There’s a biological reason for this. See, actions (habits, traditions, behaviors, etc.) at their most fundamental level are simply physical pathways formed between neurons in your brain.
In order to perform an action, your neurons have to change—sometimes they change their structure, sometimes they reach out and make new connections, sometimes they change the signals made with existing connections, etc. But once a pathway is created that produces the desired reactions, that pathway is a physical manifestation or representation of that action.
The more you repeat that action, the stronger those pathways become (increased connection ratios, redundant connections, better chemical flow, etc.).
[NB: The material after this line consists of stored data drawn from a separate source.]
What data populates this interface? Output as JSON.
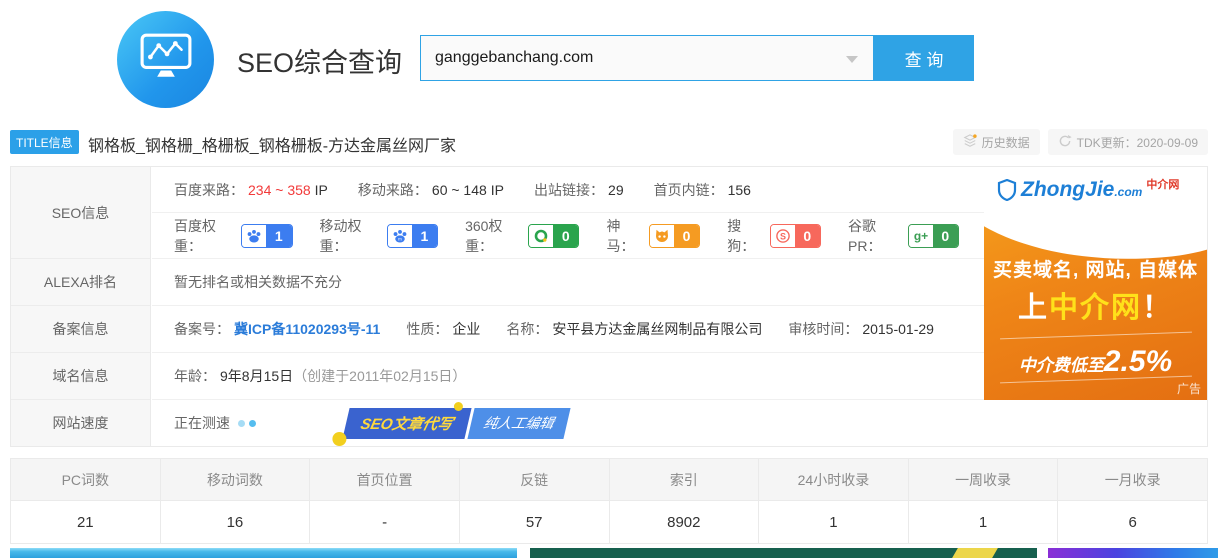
{
  "colors": {
    "accent_blue": "#2fa3e5",
    "badge_blue": "#3c7df0",
    "badge_green": "#2aa44d",
    "badge_orange": "#f59b22",
    "badge_red": "#f7685c",
    "badge_pr_green": "#3b9e54",
    "link_blue": "#2b7cd9",
    "red_text": "#f23a3a",
    "ad_orange": "#ef8617"
  },
  "header": {
    "title": "SEO综合查询",
    "search_value": "ganggebanchang.com",
    "search_button": "查 询"
  },
  "title_bar": {
    "badge": "TITLE信息",
    "title": "钢格板_钢格栅_格栅板_钢格栅板-方达金属丝网厂家",
    "history": "历史数据",
    "tdk": "TDK更新：2020-09-09"
  },
  "seo": {
    "row_label": "SEO信息",
    "traffic": [
      {
        "label": "百度来路：",
        "value": "234 ~ 358",
        "unit": "IP"
      },
      {
        "label": "移动来路：",
        "value": "60 ~ 148",
        "unit": "IP"
      },
      {
        "label": "出站链接：",
        "value": "29",
        "unit": ""
      },
      {
        "label": "首页内链：",
        "value": "156",
        "unit": ""
      }
    ],
    "weights": [
      {
        "label": "百度权重：",
        "value": "1"
      },
      {
        "label": "移动权重：",
        "value": "1"
      },
      {
        "label": "360权重：",
        "value": "0"
      },
      {
        "label": "神马：",
        "value": "0"
      },
      {
        "label": "搜狗：",
        "value": "0"
      },
      {
        "label": "谷歌PR：",
        "value": "0"
      }
    ]
  },
  "alexa": {
    "row_label": "ALEXA排名",
    "text": "暂无排名或相关数据不充分"
  },
  "beian": {
    "row_label": "备案信息",
    "num_label": "备案号：",
    "num": "冀ICP备11020293号-11",
    "nature_label": "性质：",
    "nature": "企业",
    "name_label": "名称：",
    "name": "安平县方达金属丝网制品有限公司",
    "time_label": "审核时间：",
    "time": "2015-01-29"
  },
  "domain": {
    "row_label": "域名信息",
    "age_label": "年龄：",
    "age": "9年8月15日",
    "created": "（创建于2011年02月15日）"
  },
  "speed": {
    "row_label": "网站速度",
    "status": "正在测速",
    "banner_left": "SEO文章代写",
    "banner_right": "纯人工编辑"
  },
  "ad": {
    "logo_main": "ZhongJie",
    "logo_com": ".com",
    "logo_cn": "中介网",
    "line1": "买卖域名, 网站, 自媒体",
    "line2_pre": "上",
    "line2_hl": "中介网",
    "line2_post": "！",
    "line3_label": "中介费低至",
    "line3_value": "2.5%",
    "tag": "广告"
  },
  "stats": {
    "cols": [
      {
        "label": "PC词数",
        "value": "21"
      },
      {
        "label": "移动词数",
        "value": "16"
      },
      {
        "label": "首页位置",
        "value": "-"
      },
      {
        "label": "反链",
        "value": "57"
      },
      {
        "label": "索引",
        "value": "8902"
      },
      {
        "label": "24小时收录",
        "value": "1"
      },
      {
        "label": "一周收录",
        "value": "1"
      },
      {
        "label": "一月收录",
        "value": "6"
      }
    ]
  }
}
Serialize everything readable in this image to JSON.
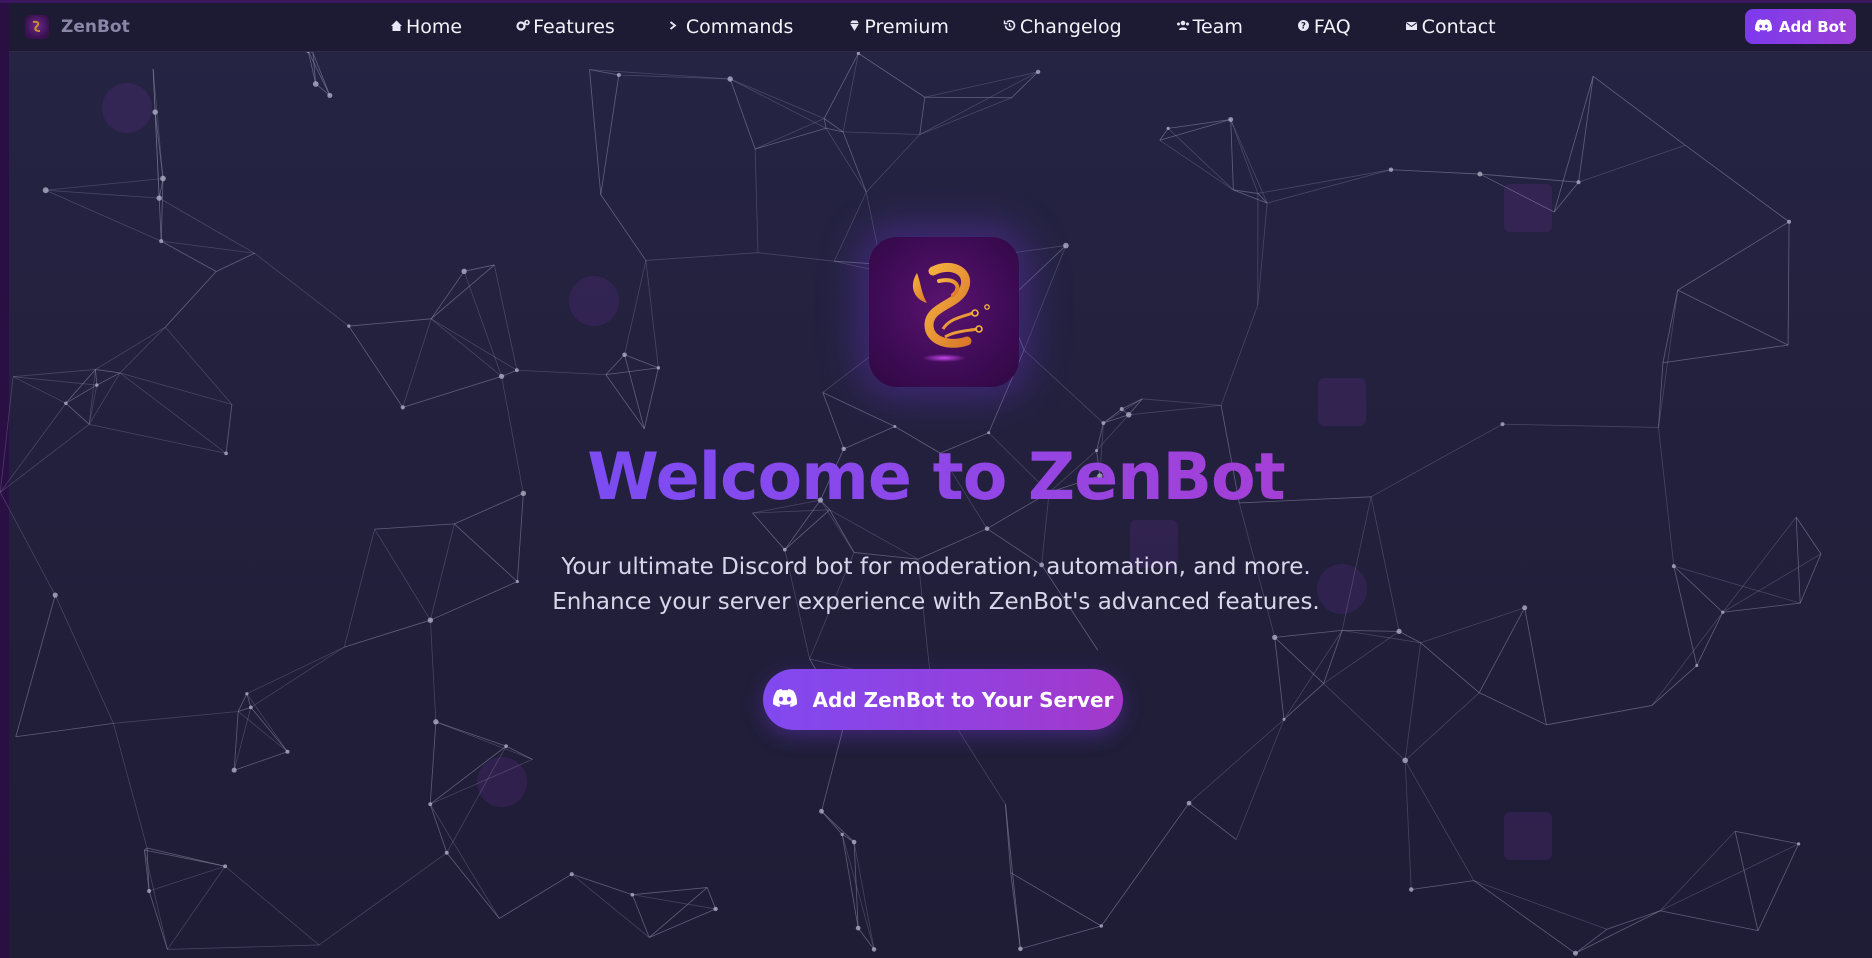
{
  "nav": {
    "brand": "ZenBot",
    "links": [
      {
        "label": "Home",
        "icon": "home-icon"
      },
      {
        "label": "Features",
        "icon": "gears-icon"
      },
      {
        "label": "Commands",
        "icon": "terminal-icon"
      },
      {
        "label": "Premium",
        "icon": "diamond-icon"
      },
      {
        "label": "Changelog",
        "icon": "history-icon"
      },
      {
        "label": "Team",
        "icon": "users-icon"
      },
      {
        "label": "FAQ",
        "icon": "question-icon"
      },
      {
        "label": "Contact",
        "icon": "envelope-icon"
      }
    ],
    "cta_label": "Add Bot",
    "cta_icon": "discord-icon"
  },
  "hero": {
    "title": "Welcome to ZenBot",
    "subtitle_line1": "Your ultimate Discord bot for moderation, automation, and more.",
    "subtitle_line2": "Enhance your server experience with ZenBot's advanced features.",
    "cta_label": "Add ZenBot to Your Server",
    "cta_icon": "discord-icon"
  },
  "colors": {
    "background": "#24223f",
    "nav_background": "#1d1b33",
    "accent_start": "#7c3aed",
    "accent_end": "#a338c9",
    "logo_glyph": "#f0a030"
  }
}
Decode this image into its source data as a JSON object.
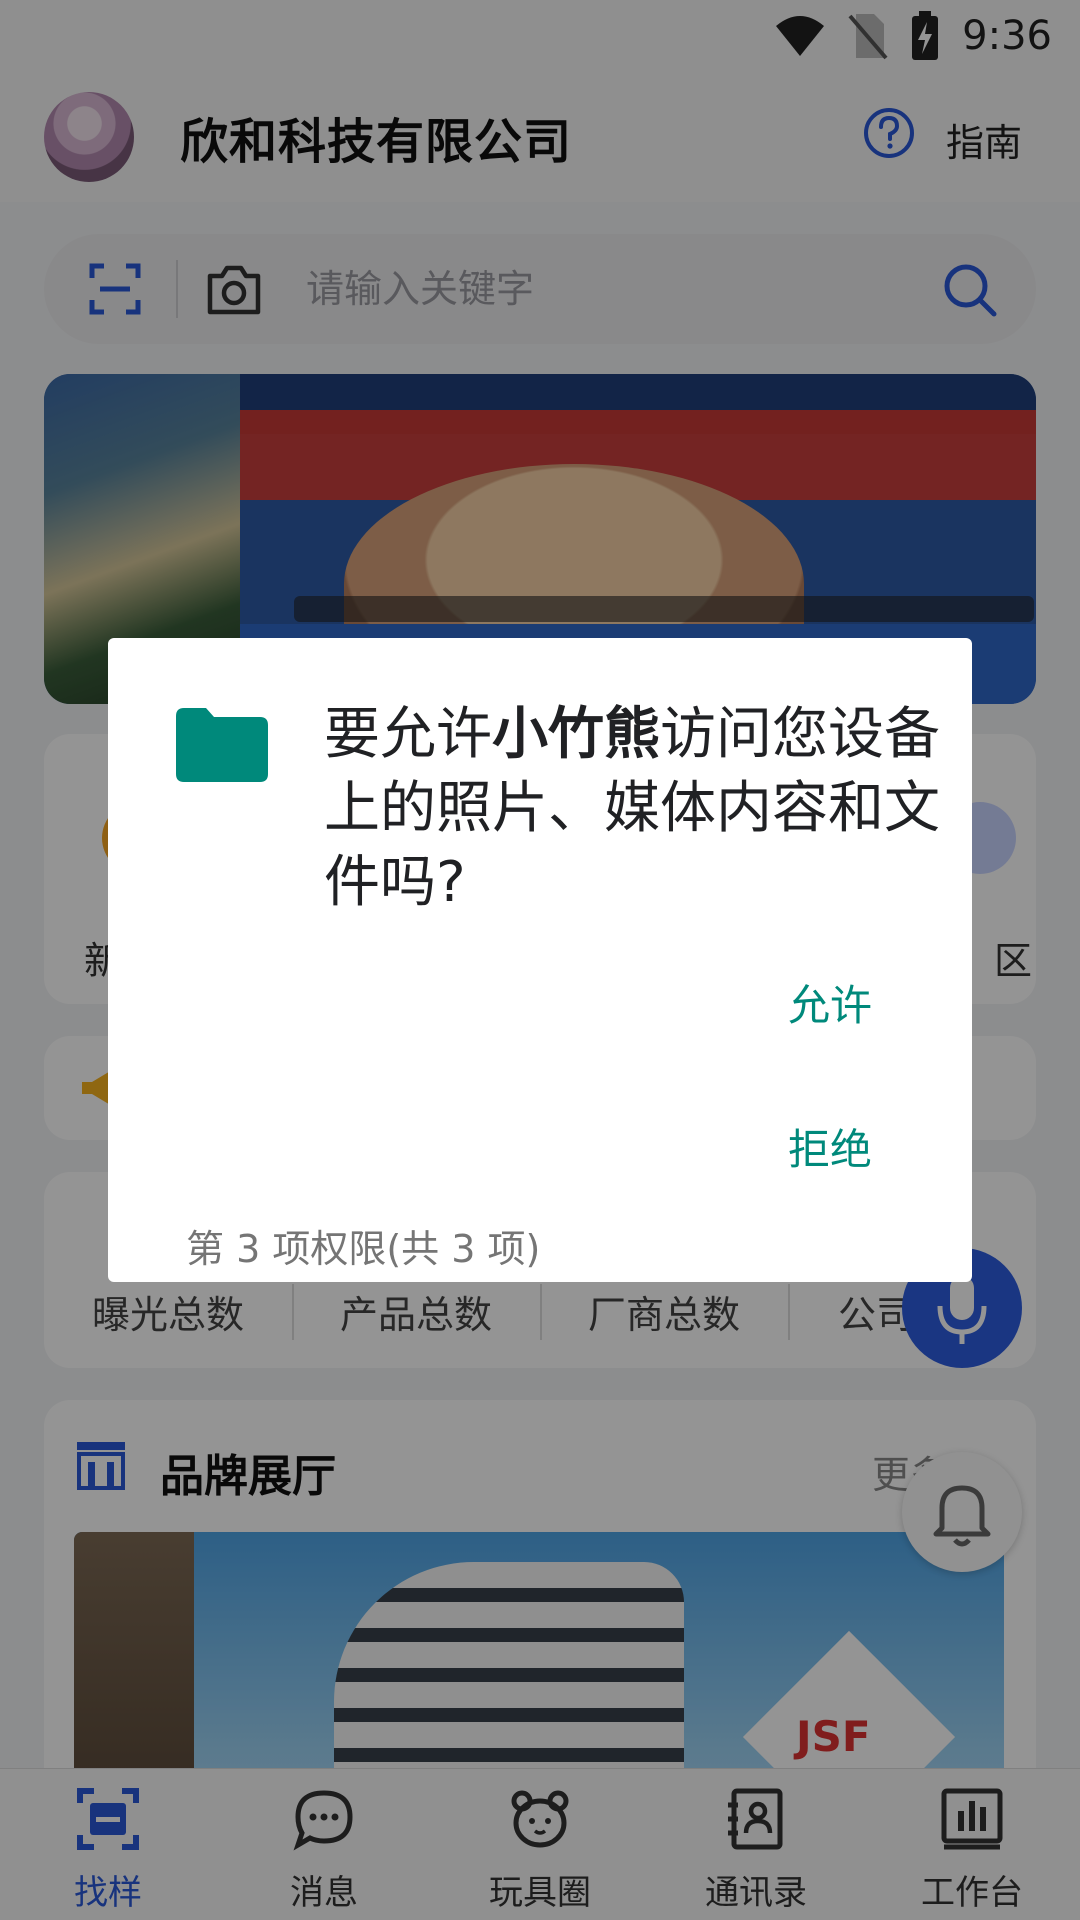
{
  "status_bar": {
    "time": "9:36"
  },
  "header": {
    "title": "欣和科技有限公司",
    "guide_label": "指南"
  },
  "search": {
    "placeholder": "请输入关键字"
  },
  "quick_entries": {
    "left_label": "新",
    "right_label": "区"
  },
  "stats": [
    "曝光总数",
    "产品总数",
    "厂商总数",
    "公司"
  ],
  "brand_section": {
    "title": "品牌展厅",
    "more_label": "更多",
    "logo_text": "JSF"
  },
  "bottom_nav": [
    {
      "label": "找样",
      "icon": "scan-box-icon",
      "active": true
    },
    {
      "label": "消息",
      "icon": "chat-bubble-icon",
      "active": false
    },
    {
      "label": "玩具圈",
      "icon": "bear-face-icon",
      "active": false
    },
    {
      "label": "通讯录",
      "icon": "contacts-book-icon",
      "active": false
    },
    {
      "label": "工作台",
      "icon": "dashboard-chart-icon",
      "active": false
    }
  ],
  "dialog": {
    "message_prefix": "要允许",
    "app_name": "小竹熊",
    "message_suffix": "访问您设备上的照片、媒体内容和文件吗?",
    "allow_label": "允许",
    "deny_label": "拒绝",
    "counter": "第 3 项权限(共 3 项)",
    "icon": "folder-icon"
  },
  "colors": {
    "accent_blue": "#2a58d8",
    "dialog_action": "#00897b",
    "folder": "#00897b"
  }
}
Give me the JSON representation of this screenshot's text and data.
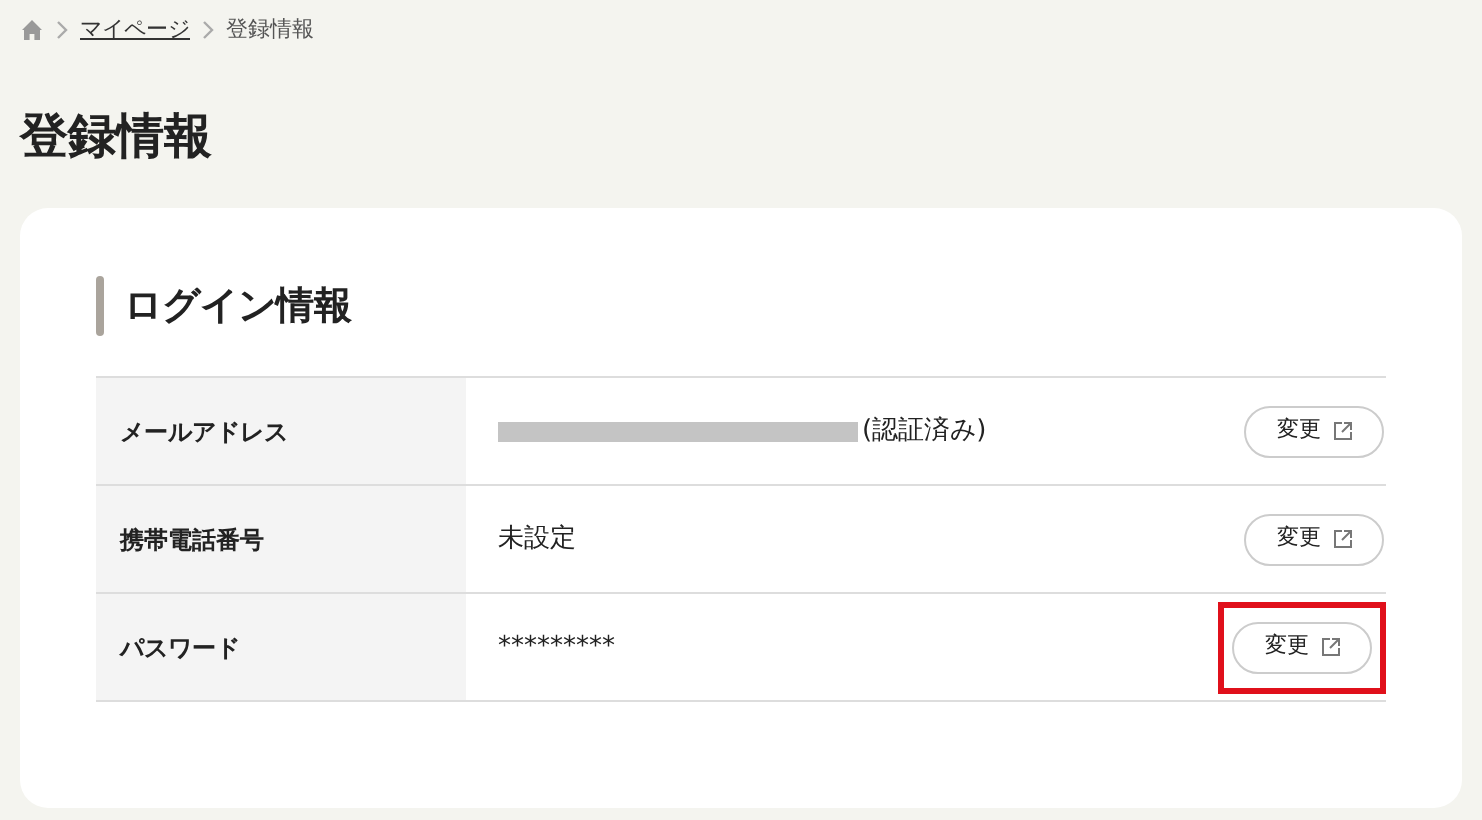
{
  "breadcrumb": [
    {
      "label": "マイページ",
      "link": true
    },
    {
      "label": "登録情報",
      "link": false
    }
  ],
  "title": "登録情報",
  "section": {
    "heading": "ログイン情報",
    "rows": [
      {
        "label": "メールアドレス",
        "value": "(認証済み)",
        "redacted": true,
        "button": "変更",
        "highlighted": false
      },
      {
        "label": "携帯電話番号",
        "value": "未設定",
        "redacted": false,
        "button": "変更",
        "highlighted": false
      },
      {
        "label": "パスワード",
        "value": "*********",
        "redacted": false,
        "button": "変更",
        "highlighted": true
      }
    ]
  }
}
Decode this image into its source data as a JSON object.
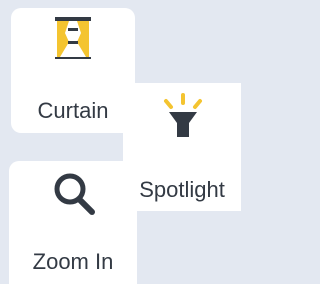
{
  "tiles": {
    "curtain": {
      "label": "Curtain",
      "icon": "curtain-icon"
    },
    "spotlight": {
      "label": "Spotlight",
      "icon": "spotlight-icon"
    },
    "zoom_in": {
      "label": "Zoom In",
      "icon": "magnifier-icon"
    }
  },
  "colors": {
    "background": "#e3e8f1",
    "tile": "#ffffff",
    "accent": "#f4c430",
    "icon_dark": "#333a44",
    "text": "#333a44"
  }
}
Changing a behavior means that when the electrical flow (or the sequence of events that lead up to that action) reaches a certain point, you’ve got to demand an intervention in this pre-established neural pathway. You have to force your brain to reach out and create new connections—to change itself structurally. This requires enormous discipline and dedication, because your brain is highly adept at following the path of least resistance. It’s an efficient mechanism.
But it’s also adept at survival. When disaster strikes, it forces itself to create new connections so that it can adapt and survive. Otherwise, when change is not associated with an imminent need, it relies solely on our own discipline and desire, which is usually not compelling or persistent enough.
-Rusty
This post describes how you can increase the success of your change initiatives by understanding the biological foundation of change.